In our study, the mean difference (assessed by t-test) between the angle kappa measured by Orbscan III and the calculated from the Pentacam parameters was statistically insignificant (p value = 0.1294). Yeo et al. had a highly statistically significant difference between Orbscan II and Pentacam, with a p value < 0.001. This could be explained by their usage of ultrasound biomicroscopy (UBM) to assess the ACD (not the ACD measured by Pentacam). There was a highly statistically significant difference between the ACD measured by UBM and Orbscan II. In our study, there is a slight difference between the measurement of ACD obtained by Pentacam and Orbscan III.
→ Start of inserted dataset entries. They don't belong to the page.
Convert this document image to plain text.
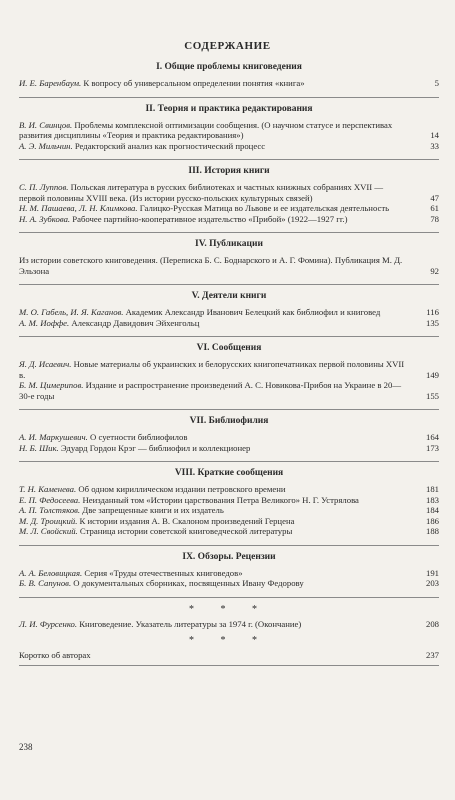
СОДЕРЖАНИЕ
I. Общие проблемы книговедения
И. Е. Баренбаум. К вопросу об универсальном определении понятия «книга»	5
II. Теория и практика редактирования
В. И. Свинцов. Проблемы комплексной оптимизации сообщения. (О научном статусе и перспективах развития дисциплины «Теория и практика редактирования»)	14
А. Э. Мильчин. Редакторский анализ как прогностический процесс	33
III. История книги
С. П. Луппов. Польская литература в русских библиотеках и частных книжных собраниях XVII — первой половины XVIII века. (Из истории русско-польских культурных связей)	47
Н. М. Пашаева, Л. Н. Климкова. Галицко-Русская Матица во Львове и ее издательская деятельность	61
Н. А. Зубкова. Рабочее партийно-кооперативное издательство «Прибой» (1922—1927 гг.)	78
IV. Публикации
Из истории советского книговедения. (Переписка Б. С. Боднарского и А. Г. Фомина). Публикация М. Д. Эльзона	92
V. Деятели книги
М. О. Габель, И. Я. Каганов. Академик Александр Иванович Белецкий как библиофил и книговед	116
А. М. Иоффе. Александр Давидович Эйхенгольц	135
VI. Сообщения
Я. Д. Исаевич. Новые материалы об украинских и белорусских книгопечатниках первой половины XVII в.	149
Б. М. Цимерипов. Издание и распространение произведений А. С. Новикова-Прибоя на Украине в 20—30-е годы	155
VII. Библиофилия
А. И. Маркушевич. О суетности библиофилов	164
Н. Б. Шик. Эдуард Гордон Крэг — библиофил и коллекционер	173
VIII. Краткие сообщения
Т. Н. Каменева. Об одном кириллическом издании петровского времени	181
Е. П. Федосеева. Неизданный том «Истории царствования Петра Великого» Н. Г. Устрялова	183
А. П. Толстяков. Две запрещенные книги и их издатель	184
М. Д. Троицкий. К истории издания А. В. Скалоном произведений Герцена	186
М. Л. Свойский. Страница истории советской книговедческой литературы	188
IX. Обзоры. Рецензии
А. А. Беловицкая. Серия «Труды отечественных книговедов»	191
Б. В. Сапунов. О документальных сборниках, посвященных Ивану Федорову	203
* * *
Л. И. Фурсенко. Книговедение. Указатель литературы за 1974 г. (Окончание)	208
* * *
Коротко об авторах	237
238
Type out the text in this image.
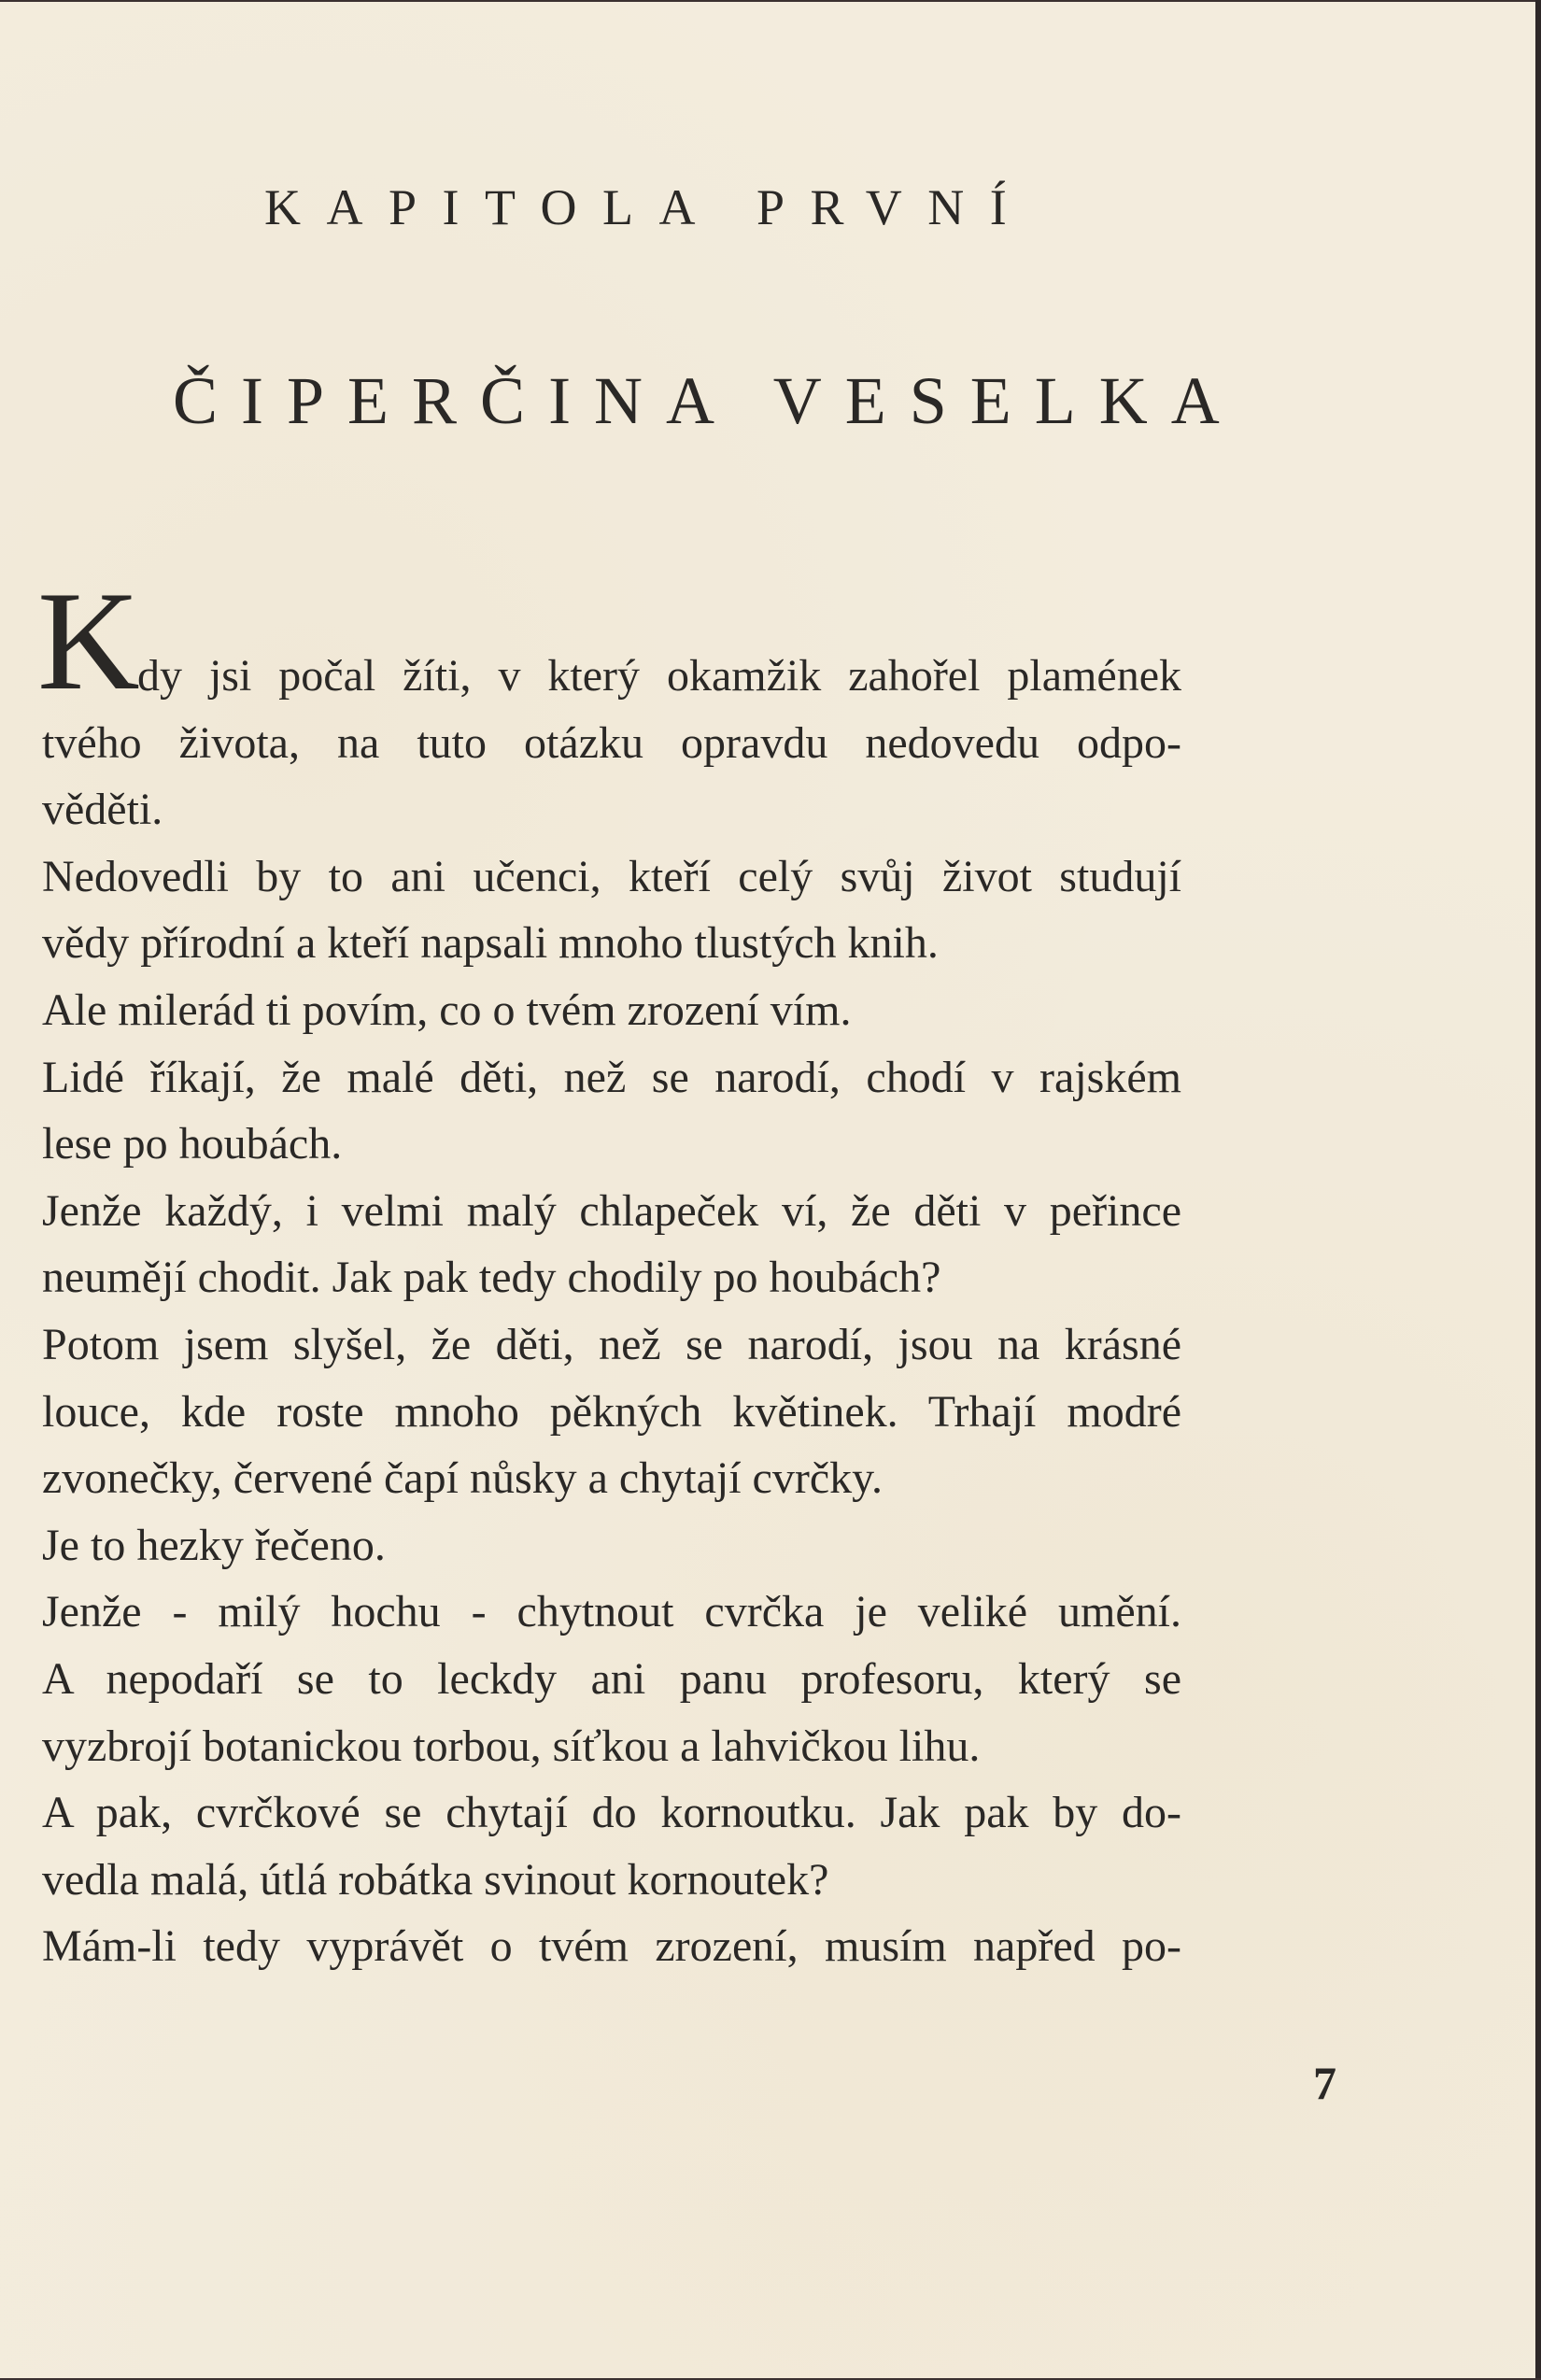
KAPITOLA PRVNÍ
ČIPERČINA VESELKA
K
dy jsi počal žíti, v který okamžik zahořel plamének
tvého života, na tuto otázku opravdu nedovedu odpo-
věděti.
Nedovedli by to ani učenci, kteří celý svůj život studují
vědy přírodní a kteří napsali mnoho tlustých knih.
Ale milerád ti povím, co o tvém zrození vím.
Lidé říkají, že malé děti, než se narodí, chodí v rajském
lese po houbách.
Jenže každý, i velmi malý chlapeček ví, že děti v peřince
neumějí chodit. Jak pak tedy chodily po houbách?
Potom jsem slyšel, že děti, než se narodí, jsou na krásné
louce, kde roste mnoho pěkných květinek. Trhají modré
zvonečky, červené čapí nůsky a chytají cvrčky.
Je to hezky řečeno.
Jenže - milý hochu - chytnout cvrčka je veliké umění.
A nepodaří se to leckdy ani panu profesoru, který se
vyzbrojí botanickou torbou, síťkou a lahvičkou lihu.
A pak, cvrčkové se chytají do kornoutku. Jak pak by do-
vedla malá, útlá robátka svinout kornoutek?
Mám-li tedy vyprávět o tvém zrození, musím napřed po-
7
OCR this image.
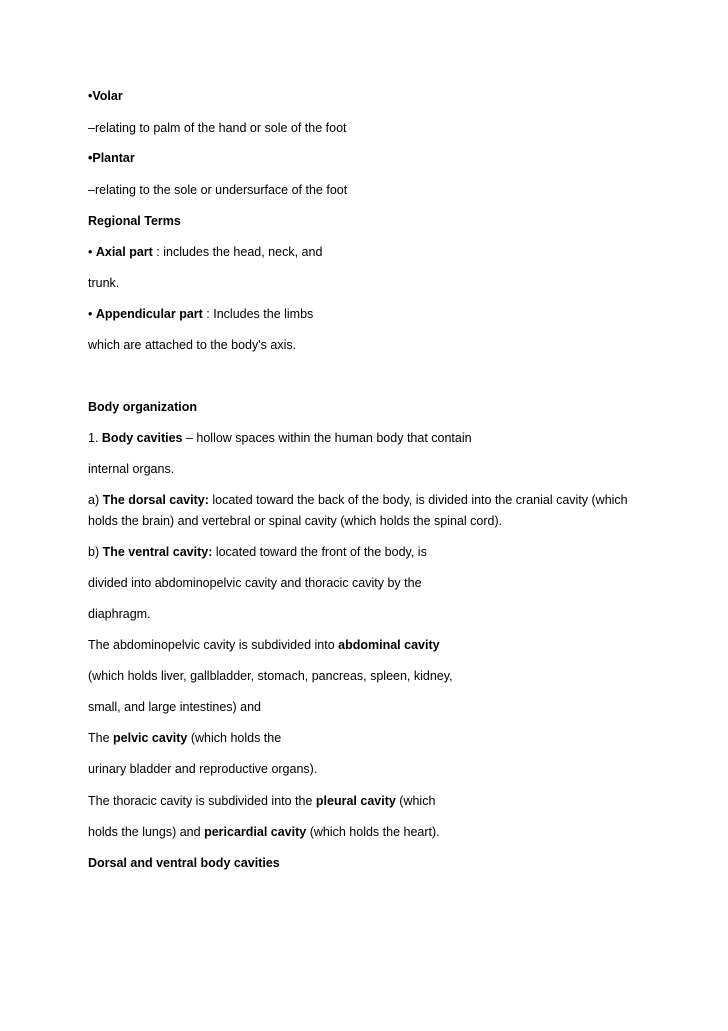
•Volar
–relating to palm of the hand or sole of the foot
•Plantar
–relating to the sole or undersurface of the foot
Regional Terms
• Axial part : includes the head, neck, and
trunk.
• Appendicular part : Includes the limbs
which are attached to the body's axis.
Body organization
1. Body cavities – hollow spaces within the human body that contain
internal organs.
a) The dorsal cavity: located toward the back of the body, is divided into the cranial cavity (which holds the brain) and vertebral or spinal cavity (which holds the spinal cord).
b) The ventral cavity: located toward the front of the body, is
divided into abdominopelvic cavity and thoracic cavity by the
diaphragm.
The abdominopelvic cavity is subdivided into abdominal cavity
(which holds liver, gallbladder, stomach, pancreas, spleen, kidney,
small, and large intestines) and
The pelvic cavity (which holds the
urinary bladder and reproductive organs).
The thoracic cavity is subdivided into the pleural cavity (which
holds the lungs) and pericardial cavity (which holds the heart).
Dorsal and ventral body cavities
The importance of this study is that it postulates that the Pentacam parameters could be used to calculate angle kappa with accuracy near that of the Orbscan III device. The calculation was done using a simple equation that could be incorporated easily in the software of the machine by the manufacturers. The Sirius device parameters-based calculation of angle kappa was less accurate, yet, it could be used to get a rough estimation. Further studies using a larger sample size, and a stratification of the sample according to age groups and refraction could be conducted to verify the results of this study, and to encourage the manufacturers to incorporate the afore mentioned modification into the software which would be an added value to the usage of these machines.

Conclusion

The Pentacam parameters could be a reliable method of calculating angle kappa indirectly without the use of any additional measurements from any other machines. The Sirius device parameters could also be beneficial, but with less accurate results.

Limitation of the study

Hyperopic patients were excluded from the study as there was in enough data concerning them, so we had to exclude this data to avoid false statistics. We recommend conducting a separate study concerned with hyperopic patients.